Joint Analysis and Imputation of generalized linear models and linear mixed models with missing values
https://nerler.github.io/JointAI
28 stars 4 forks source link

Get imputation values for survival model #3

Closed bbb801 closed 2 years ago

bbb801 commented 2 years ago

Dear Sir or Madam I am running the guideline survival models and would like to extract the imputed data. I got a error. Any suggestion? Thanks.

library(JointAI) mod6a <- survreg_imp(Surv(futime, status != "alive") ~ age + sex + copper + trig, models = c(copper = "lognorm", trig = "lognorm"), data = subset(PBC, day == 0), n.iter = 250,monitor_params = c(analysis_main=TRUE, imp=TRUE)) |**| 100% Warning message: In readChar(modelfile, file.info(modelfile)$size) : can only read in bytes in a non-UTF-8 MBCS locale impDF <- get_MIdat(mod6a, m = 10, seed = 2019) Error: I cannot find imputed values for “copper”. Did you monitor them? mod6b <- coxph_imp(Surv(futime, status != "alive") ~ age + sex + copper + trig,# models = c(copper = "lognorm", trig = "lognorm"), data = subset(PBC, day == 0), n.iter = 250,monitor_params = c(analysis_main=TRUE, imp=TRUE)) |**| 100% Warning message: In readChar(modelfile, file.info(modelfile)$size) : can only read in bytes in a non-UTF-8 MBCS locale impDF <- get_MIdat(mod6b, m = 10, seed = 2019) Error: I cannot find imputed values for “copper”. Did you monitor them?

image

NErler commented 2 years ago

Thank you for your post. This is indeed a bug. The wrong elements of the data matrix are set to be monitored. I will look into fixing this. In the meantime, you can "solve" the issue by specifying the correct elements to be monitored via the "other" argument of monitor_params.

library("JointAI")

# modelspecification without actually running it
mod0 <- survreg_imp(Surv(futime, status != "alive") ~ age + sex +
                       copper + trig, models = c(copper = "lognorm", trig = "lognorm"),
                     data = subset(PBC, day == 0), n.adapt = 0)

# indices of the column and rows of the data matrix containing the variable "copper"
col <- which(colnames(mod0$data_list$M_lvlone) == "copper")
rows <- which(is.na(mod0$data_list$M_lvlone[, "copper"]))

# node to be monitored
imp_copper <- paste0("M_lvlone[", rows, ",", col, "]")

# run the model
mod6a <- update(mod0, n.adapt = 100, n.iter = 250,
                monitor_params = list(imps = TRUE, other = imp_copper))

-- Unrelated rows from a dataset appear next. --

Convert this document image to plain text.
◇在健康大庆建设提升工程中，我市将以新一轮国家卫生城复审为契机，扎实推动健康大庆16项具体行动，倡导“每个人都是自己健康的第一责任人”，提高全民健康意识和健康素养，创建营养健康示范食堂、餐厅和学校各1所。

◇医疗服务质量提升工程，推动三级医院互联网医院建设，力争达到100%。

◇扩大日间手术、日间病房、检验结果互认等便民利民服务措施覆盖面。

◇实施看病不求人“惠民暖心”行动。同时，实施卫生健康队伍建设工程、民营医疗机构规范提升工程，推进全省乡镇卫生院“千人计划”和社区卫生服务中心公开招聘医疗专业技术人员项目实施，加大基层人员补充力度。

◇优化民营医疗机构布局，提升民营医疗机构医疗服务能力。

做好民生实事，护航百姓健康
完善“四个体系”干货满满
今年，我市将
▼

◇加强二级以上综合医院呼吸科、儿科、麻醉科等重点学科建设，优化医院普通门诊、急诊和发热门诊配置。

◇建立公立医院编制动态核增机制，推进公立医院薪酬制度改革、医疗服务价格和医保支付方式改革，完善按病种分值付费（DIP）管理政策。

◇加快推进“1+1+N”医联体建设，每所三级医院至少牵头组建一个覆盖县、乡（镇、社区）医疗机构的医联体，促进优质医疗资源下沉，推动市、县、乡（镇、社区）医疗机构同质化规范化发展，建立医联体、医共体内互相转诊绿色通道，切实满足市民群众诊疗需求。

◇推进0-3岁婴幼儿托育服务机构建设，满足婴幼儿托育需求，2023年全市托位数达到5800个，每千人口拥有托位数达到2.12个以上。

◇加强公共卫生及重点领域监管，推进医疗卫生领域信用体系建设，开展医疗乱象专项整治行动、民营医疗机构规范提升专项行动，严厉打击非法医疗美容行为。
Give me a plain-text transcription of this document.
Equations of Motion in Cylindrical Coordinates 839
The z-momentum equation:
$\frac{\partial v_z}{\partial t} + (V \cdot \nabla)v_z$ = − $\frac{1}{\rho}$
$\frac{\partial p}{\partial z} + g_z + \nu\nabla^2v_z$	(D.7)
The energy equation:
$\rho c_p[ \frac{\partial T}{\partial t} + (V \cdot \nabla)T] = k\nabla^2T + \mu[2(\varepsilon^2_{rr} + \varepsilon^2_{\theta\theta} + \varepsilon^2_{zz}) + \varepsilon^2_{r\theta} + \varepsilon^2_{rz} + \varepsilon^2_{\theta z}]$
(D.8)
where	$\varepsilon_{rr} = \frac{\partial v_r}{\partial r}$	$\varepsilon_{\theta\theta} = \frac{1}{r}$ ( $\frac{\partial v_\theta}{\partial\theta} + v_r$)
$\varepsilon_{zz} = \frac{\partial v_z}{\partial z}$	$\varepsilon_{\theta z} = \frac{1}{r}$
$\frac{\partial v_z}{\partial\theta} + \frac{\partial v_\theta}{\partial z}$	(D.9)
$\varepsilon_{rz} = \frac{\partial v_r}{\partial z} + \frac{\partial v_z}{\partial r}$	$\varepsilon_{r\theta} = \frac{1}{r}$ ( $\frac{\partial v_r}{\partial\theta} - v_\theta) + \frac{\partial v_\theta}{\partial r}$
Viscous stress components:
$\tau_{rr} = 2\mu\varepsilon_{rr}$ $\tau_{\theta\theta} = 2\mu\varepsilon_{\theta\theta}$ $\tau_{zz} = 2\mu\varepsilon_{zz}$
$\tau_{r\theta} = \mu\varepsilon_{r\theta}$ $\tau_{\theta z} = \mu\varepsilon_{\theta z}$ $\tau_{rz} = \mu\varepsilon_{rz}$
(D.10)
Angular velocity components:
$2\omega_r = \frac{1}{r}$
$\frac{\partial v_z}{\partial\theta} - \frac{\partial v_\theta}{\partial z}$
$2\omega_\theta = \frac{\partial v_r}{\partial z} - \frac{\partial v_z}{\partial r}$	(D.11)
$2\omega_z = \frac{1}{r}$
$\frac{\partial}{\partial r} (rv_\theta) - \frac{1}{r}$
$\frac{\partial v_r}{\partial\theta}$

# extract the imputed values
impDF <- get_MIdat(mod6a, m = 10, seed = 2019)
bbb801 commented 2 years ago

Thank you! Dr NErler. I am not sure of the meaning of this solution and I would like to use it on my own data with over 300000 rows and 80 columns. Is it possible to use survreg_imp/coxph_imp for multil-class (like in competing risk model) or multi-label classification? Is it possible to training survreg_imp/coxph_imp model and then use this model to impute the missing value for another dataset (like the testing set)? Thank you!

NErler commented 2 years ago

It is not yet possible to fit competing risk models in JointAI. There is no out-of-the-box solution for imputing values in another dataset using the parameter estimates from the first dataset. Missing values in covariates are imputed from their full-conditional posterior distributions, which are derived within JAGS from the joint distribution that JointAI specifies. Imputing values in a new dataset based on the parameters from the original data would require you to do this sampling in R, using, for instance, a Metropolis-Hastings sampler because the imputation models will usually not have a closed-form.